After they left, Miss Zapata and 25 women from her plant found refuge in the rectory of Holy Trinity Church in Williamston, N.C., before finding an apartment nearby. Their visas have expired.
Having just paid off the loan for their plane tickets to come here, they have no money to return to Mexico.
They have one another. As small groups drive out each day to factories and Wal-Mart looking for jobs, the rest wait together in the house, cooking and joking about American boys.

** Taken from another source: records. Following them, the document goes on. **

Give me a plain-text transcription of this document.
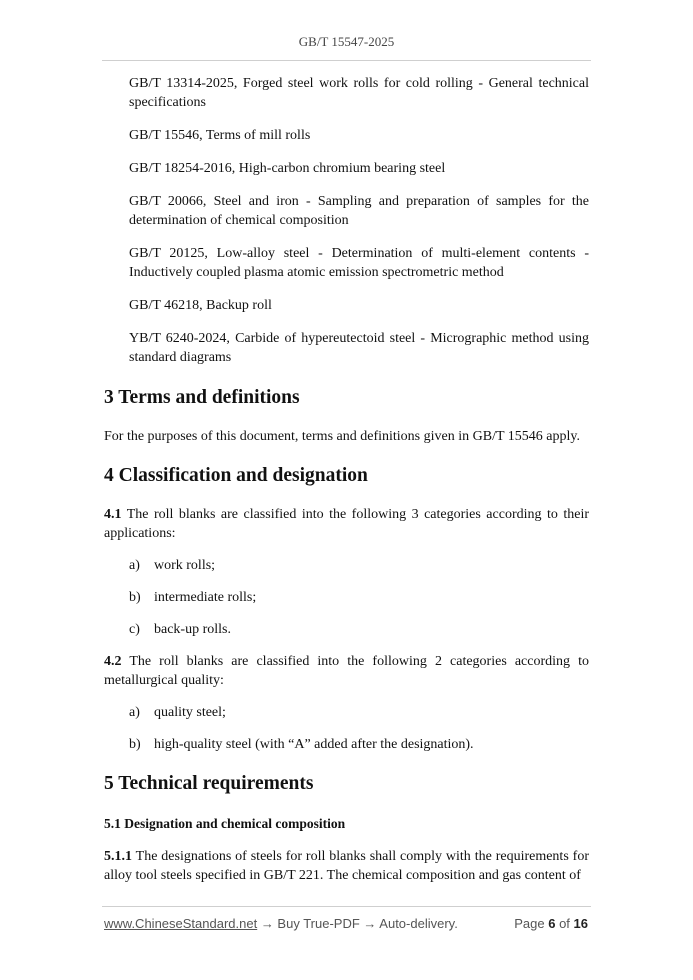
GB/T 15547-2025

GB/T 13314-2025, Forged steel work rolls for cold rolling - General technical specifications

GB/T 15546, Terms of mill rolls

GB/T 18254-2016, High-carbon chromium bearing steel

GB/T 20066, Steel and iron - Sampling and preparation of samples for the determination of chemical composition

GB/T 20125, Low-alloy steel - Determination of multi-element contents - Inductively coupled plasma atomic emission spectrometric method

GB/T 46218, Backup roll

YB/T 6240-2024, Carbide of hypereutectoid steel - Micrographic method using standard diagrams

3 Terms and definitions

For the purposes of this document, terms and definitions given in GB/T 15546 apply.

4 Classification and designation

4.1 The roll blanks are classified into the following 3 categories according to their applications:

a) work rolls;

b) intermediate rolls;

c) back-up rolls.

4.2 The roll blanks are classified into the following 2 categories according to metallurgical quality:

a) quality steel;

b) high-quality steel (with “A” added after the designation).

5 Technical requirements

5.1 Designation and chemical composition

5.1.1 The designations of steels for roll blanks shall comply with the requirements for alloy tool steels specified in GB/T 221. The chemical composition and gas content of

www.ChineseStandard.net → Buy True-PDF → Auto-delivery.	Page 6 of 16
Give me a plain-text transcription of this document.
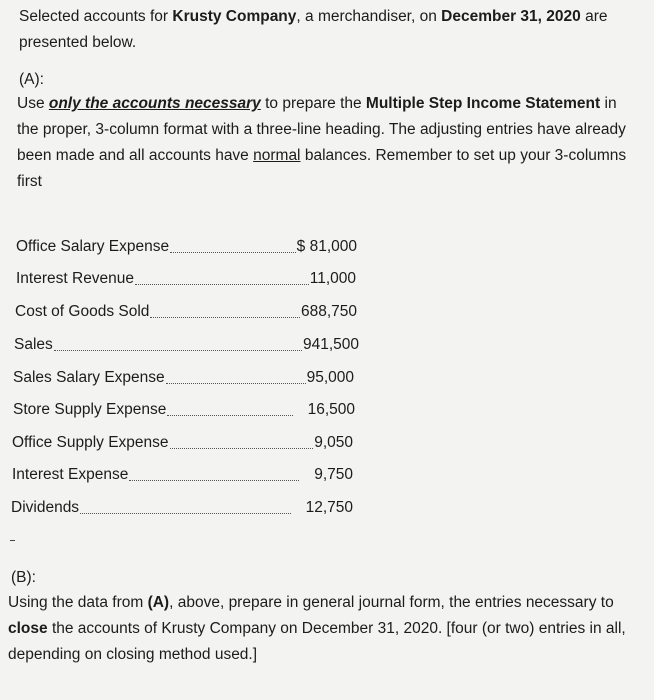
Selected accounts for Krusty Company, a merchandiser, on December 31, 2020 are presented below.
(A):
Use only the accounts necessary to prepare the Multiple Step Income Statement in the proper, 3-column format with a three-line heading. The adjusting entries have already been made and all accounts have normal balances. Remember to set up your 3-columns first
Office Salary Expense	$ 81,000
Interest Revenue	11,000
Cost of Goods Sold	688,750
Sales	941,500
Sales Salary Expense	95,000
Store Supply Expense	16,500
Office Supply Expense	9,050
Interest Expense	9,750
Dividends	12,750
(B):
Using the data from (A), above, prepare in general journal form, the entries necessary to close the accounts of Krusty Company on December 31, 2020. [four (or two) entries in all, depending on closing method used.]
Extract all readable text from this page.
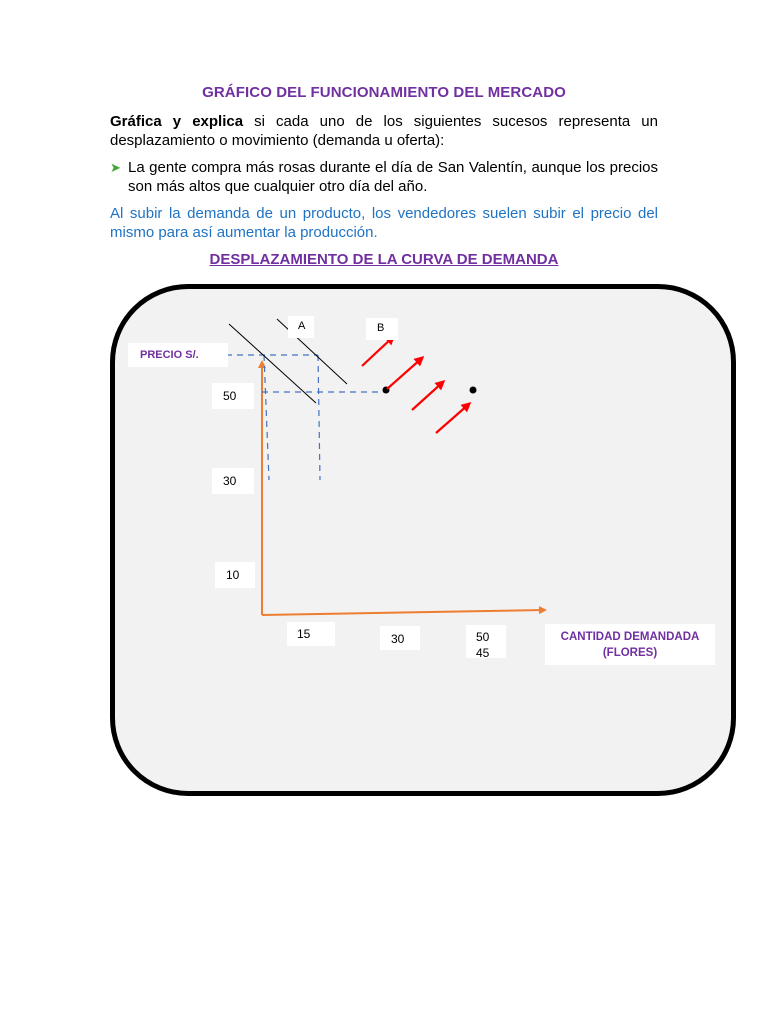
GRÁFICO DEL FUNCIONAMIENTO DEL MERCADO
Gráfica y explica si cada uno de los siguientes sucesos representa un desplazamiento o movimiento (demanda u oferta):
➤ La gente compra más rosas durante el día de San Valentín, aunque los precios son más altos que cualquier otro día del año.
Al subir la demanda de un producto, los vendedores suelen subir el precio del mismo para así aumentar la producción.
DESPLAZAMIENTO DE LA CURVA DE DEMANDA
A	B
PRECIO S/.
50
30
10
15	30	50
45
CANTIDAD DEMANDADA
(FLORES)
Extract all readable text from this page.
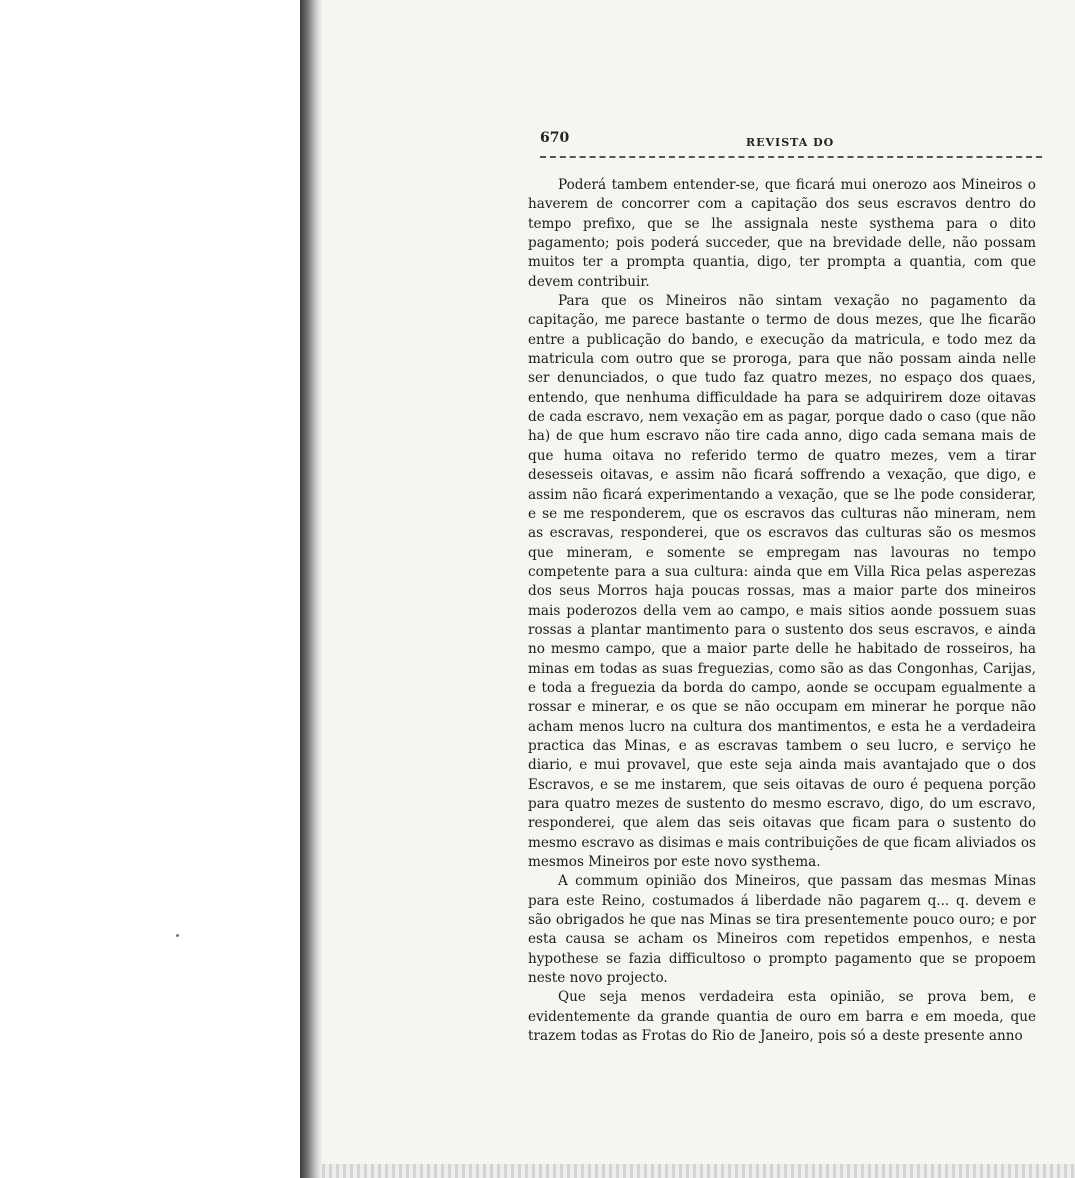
670	REVISTA DO

Poderá tambem entender-se, que ficará mui onerozo aos Mineiros o haverem de concorrer com a capitação dos seus escravos dentro do tempo prefixo, que se lhe assignala neste systhema para o dito pagamento; pois poderá succeder, que na brevidade delle, não possam muitos ter a prompta quantia, digo, ter prompta a quantia, com que devem contribuir.

Para que os Mineiros não sintam vexação no pagamento da capitação, me parece bastante o termo de dous mezes, que lhe ficarão entre a publicação do bando, e execução da matricula, e todo mez da matricula com outro que se proroga, para que não possam ainda nelle ser denunciados, o que tudo faz quatro mezes, no espaço dos quaes, entendo, que nenhuma difficuldade ha para se adquirirem doze oitavas de cada escravo, nem vexação em as pagar, porque dado o caso (que não ha) de que hum escravo não tire cada anno, digo cada semana mais de que huma oitava no referido termo de quatro mezes, vem a tirar desesseis oitavas, e assim não ficará soffrendo a vexação, que digo, e assim não ficará experimentando a vexação, que se lhe pode considerar, e se me responderem, que os escravos das culturas não mineram, nem as escravas, responderei, que os escravos das culturas são os mesmos que mineram, e somente se empregam nas lavouras no tempo competente para a sua cultura: ainda que em Villa Rica pelas asperezas dos seus Morros haja poucas rossas, mas a maior parte dos mineiros mais poderozos della vem ao campo, e mais sitios aonde possuem suas rossas a plantar mantimento para o sustento dos seus escravos, e ainda no mesmo campo, que a maior parte delle he habitado de rosseiros, ha minas em todas as suas freguezias, como são as das Congonhas, Carijas, e toda a freguezia da borda do campo, aonde se occupam egualmente a rossar e minerar, e os que se não occupam em minerar he porque não acham menos lucro na cultura dos mantimentos, e esta he a verdadeira practica das Minas, e as escravas tambem o seu lucro, e serviço he diario, e mui provavel, que este seja ainda mais avantajado que o dos Escravos, e se me instarem, que seis oitavas de ouro é pequena porção para quatro mezes de sustento do mesmo escravo, digo, do um escravo, responderei, que alem das seis oitavas que ficam para o sustento do mesmo escravo as disimas e mais contribuições de que ficam aliviados os mesmos Mineiros por este novo systhema.

A commum opinião dos Mineiros, que passam das mesmas Minas para este Reino, costumados á liberdade não pagarem q... q. devem e são obrigados he que nas Minas se tira presentemente pouco ouro; e por esta causa se acham os Mineiros com repetidos empenhos, e nesta hypothese se fazia difficultoso o prompto pagamento que se propoem neste novo projecto.

Que seja menos verdadeira esta opinião, se prova bem, e evidentemente da grande quantia de ouro em barra e em moeda, que trazem todas as Frotas do Rio de Janeiro, pois só a deste presente anno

And Miss Zapata takes it upon herself to keep them together. “I think of myself like a mother and they’re my daughters, no matter their age,” she said. “We’re protected and we feel powerful.
“As long as we’re together, nothing is going to happen to us.” A couple of girls have found work on the breakfast shift at McDonald’s.
They pool their money to buy tickets for everyone. No one leaves until everyone can. They live near one another in Mexico, and if you go home alone, everyone in town frets. In 14 years, Miss Zapata has felt every bump along the road.
“This was an insult for the men and for our towns. But we showed that women could go forward, we didn’t have to sleep with men or anything like that,” she said. “When the women begin to revolutionize, there’s nothing that can stop it. Sometimes it evolves for the worse, sometimes for the better.”
When Maria Rodriguez arrived in Washington, N.C., last September, a Mexican woman sold her a Social Security number for $850. She said she came to pick crabs but by then, last year’s season was winding down and nobody was hiring.
Mrs. Rodriguez stayed with some friends for almost a year, babysitting occasionally, before she picked up some hours at a local factory.
Each night, Mrs. Rodriguez sits on a bench along the waterfront of this hushed town about 80 miles from the Outer Banks, where vacationers and sport fishermen tie their cruisers to the piers in the evenings.
There she watches mothers and fathers walk their children in flip-flops and thinks about bringing her own sons to America when she finds a permanent job. She tries to put her husband out of her mind. Sometimes she calls back home.
“My mom asks me if everything is good, and I tell her, ‘Yes, I’m good,’“ she said, nervously thumbing a Winnie the Pooh key chain on her lap. “I’m not having any problems here.”